In 2020, Madeline Greenberg asked three artists to
                create a
                portrait of her based on a shared portfolio of her personal data.
                
                madelinesnotes.cloud is the data
                portrait created
                by 
Maya
                    Man...
            
            When Madeline sent over the Google Drive folder containing all of her personal data, I kept thinking about
            those common
            refrains spoken in conversations around digital surveillance: "I've done nothing wrong," some will say, or
            "I have
            nothing to hide." Overall, yeah, this may very well be true. But that doesn't mean there aren't still
            things
            you would
            probably rather keep private. Asked to create a "portrait" of Madeline based on her data usage, I wondered
            what kind of
            files I might find that felt like the "would rather keep private" kind...
            
            As I moved from her Google Search history to her Instagram messages to her Spotify playlists, I felt like I
            was slowly
            putting together a puzzle of a person. I was unsure what aspect I wanted to focus on for her portrait until
            I found a
            folder nested inside of her Apple data that held every entry she had typed into her Notes app since 2017.
            Reading
            through that felt criminally invasive, like reading her diary. Or maybe more like reading her
            mind. I felt
            like her heart was on the screen in a way it can never quite be when we're sharing content online that's
            intended for an
            unknowable, ever expanding audience. The notes she typed over the years into Apple's app on her phone or
            laptop were
            clearly always intended for herself and herself alone.
            
            Combing through the files, I learned that her mom passed away when she was 13 years old. She gets her
            eyebrows waxed and
            recently got her ears pierced.

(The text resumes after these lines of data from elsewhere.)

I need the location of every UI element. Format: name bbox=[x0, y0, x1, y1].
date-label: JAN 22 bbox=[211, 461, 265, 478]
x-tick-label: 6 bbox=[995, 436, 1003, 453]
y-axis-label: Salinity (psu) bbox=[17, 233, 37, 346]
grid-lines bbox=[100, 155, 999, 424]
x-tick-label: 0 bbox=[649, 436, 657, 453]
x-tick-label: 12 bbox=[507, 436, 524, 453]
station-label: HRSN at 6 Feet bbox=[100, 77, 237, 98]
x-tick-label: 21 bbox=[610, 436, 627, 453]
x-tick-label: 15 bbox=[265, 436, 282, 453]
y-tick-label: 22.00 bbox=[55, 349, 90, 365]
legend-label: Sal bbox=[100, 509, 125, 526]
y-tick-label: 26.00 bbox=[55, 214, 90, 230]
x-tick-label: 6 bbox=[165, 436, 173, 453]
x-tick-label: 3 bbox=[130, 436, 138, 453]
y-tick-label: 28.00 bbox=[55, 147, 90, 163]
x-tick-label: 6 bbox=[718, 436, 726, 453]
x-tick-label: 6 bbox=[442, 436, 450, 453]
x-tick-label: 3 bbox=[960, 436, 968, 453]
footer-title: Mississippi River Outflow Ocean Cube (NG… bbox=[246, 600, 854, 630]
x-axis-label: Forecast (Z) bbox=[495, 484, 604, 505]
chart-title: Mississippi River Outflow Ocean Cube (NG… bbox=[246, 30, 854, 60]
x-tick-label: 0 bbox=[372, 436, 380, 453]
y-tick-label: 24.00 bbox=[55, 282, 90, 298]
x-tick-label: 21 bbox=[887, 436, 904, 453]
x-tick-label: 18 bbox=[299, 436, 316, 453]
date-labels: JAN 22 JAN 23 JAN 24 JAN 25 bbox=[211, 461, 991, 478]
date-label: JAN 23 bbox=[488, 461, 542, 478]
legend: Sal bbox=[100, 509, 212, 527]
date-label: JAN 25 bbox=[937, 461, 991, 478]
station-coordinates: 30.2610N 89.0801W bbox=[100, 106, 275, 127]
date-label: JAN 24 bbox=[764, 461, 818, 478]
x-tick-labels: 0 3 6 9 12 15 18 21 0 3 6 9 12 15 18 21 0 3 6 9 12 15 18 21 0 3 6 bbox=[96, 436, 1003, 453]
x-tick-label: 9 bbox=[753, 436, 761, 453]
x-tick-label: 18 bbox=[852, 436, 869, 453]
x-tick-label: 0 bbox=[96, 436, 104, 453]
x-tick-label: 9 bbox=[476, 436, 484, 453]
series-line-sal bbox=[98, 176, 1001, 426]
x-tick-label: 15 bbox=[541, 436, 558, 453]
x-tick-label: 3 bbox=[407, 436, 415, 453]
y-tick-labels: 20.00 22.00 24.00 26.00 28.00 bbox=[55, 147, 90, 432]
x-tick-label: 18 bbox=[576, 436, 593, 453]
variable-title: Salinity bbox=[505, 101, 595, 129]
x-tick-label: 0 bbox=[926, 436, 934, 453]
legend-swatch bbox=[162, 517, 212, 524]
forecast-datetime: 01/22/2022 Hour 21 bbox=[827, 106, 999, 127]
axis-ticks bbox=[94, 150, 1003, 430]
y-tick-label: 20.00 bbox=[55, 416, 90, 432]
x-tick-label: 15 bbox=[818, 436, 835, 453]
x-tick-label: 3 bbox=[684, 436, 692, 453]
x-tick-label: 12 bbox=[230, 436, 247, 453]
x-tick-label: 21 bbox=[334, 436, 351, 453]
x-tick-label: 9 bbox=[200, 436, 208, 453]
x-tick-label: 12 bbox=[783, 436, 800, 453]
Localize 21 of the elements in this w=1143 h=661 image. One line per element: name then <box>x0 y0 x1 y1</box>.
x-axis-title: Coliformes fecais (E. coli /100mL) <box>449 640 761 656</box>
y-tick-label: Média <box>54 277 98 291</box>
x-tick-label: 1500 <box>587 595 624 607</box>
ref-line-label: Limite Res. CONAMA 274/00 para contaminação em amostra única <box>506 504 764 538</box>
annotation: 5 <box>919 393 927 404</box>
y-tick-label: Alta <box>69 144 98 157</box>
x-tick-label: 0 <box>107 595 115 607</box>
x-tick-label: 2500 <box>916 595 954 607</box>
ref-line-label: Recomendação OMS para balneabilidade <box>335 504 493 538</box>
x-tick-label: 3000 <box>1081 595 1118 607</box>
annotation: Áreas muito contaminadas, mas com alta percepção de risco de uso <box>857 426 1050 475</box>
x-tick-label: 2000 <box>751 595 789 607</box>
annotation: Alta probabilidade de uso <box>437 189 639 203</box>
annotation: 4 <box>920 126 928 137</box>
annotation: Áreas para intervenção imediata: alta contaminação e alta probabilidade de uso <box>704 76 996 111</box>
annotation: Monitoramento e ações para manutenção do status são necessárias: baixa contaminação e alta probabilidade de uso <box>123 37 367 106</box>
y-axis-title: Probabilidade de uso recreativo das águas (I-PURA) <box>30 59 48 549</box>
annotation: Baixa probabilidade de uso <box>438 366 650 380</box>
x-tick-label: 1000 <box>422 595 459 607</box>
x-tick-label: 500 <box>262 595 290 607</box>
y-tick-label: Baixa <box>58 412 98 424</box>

She previously attended NYU before transferring to Brown. I learned that
            she's Jewish. In
            the fall of 2018, she travelled abroad, got high, and made new friends. She's dairy free. She reads often,
            wears makeup,
            wants to write a play, and is part of a sorority. She's extremely driven and self-reflective. She
            actively questions
            herself and the world around her.
            
            None of this information was gleaned because her phone tracked her location, listened in on her
            conversations, or
            analyzed her search/browsing history. All of these details were self reported and recorded by Madeline
            herself.
            Thoughts, to-do lists, dreams, important addresses... it was all written there for her own safe keeping.
            
            In her manifesto 
Glitch
                Feminism,
            Legacy Russell writes that "the machine is a material through which we
            process our
            bodily experience." A physical notebook, journal, or diary has long served as a way for us to process our
            experiences,
            but what does that exercise look like (and 
feel like) when our digital
            version of those tools
            is uploaded to
            the cloud?
            
            I'd like to end by highlighting some words Madeline typed into her Notes app on December 10, 2020: "Ghost in
            the machine.
            What is the soul, the self, if you can open up the brain?"
            
            Please move through this site with care and compassion.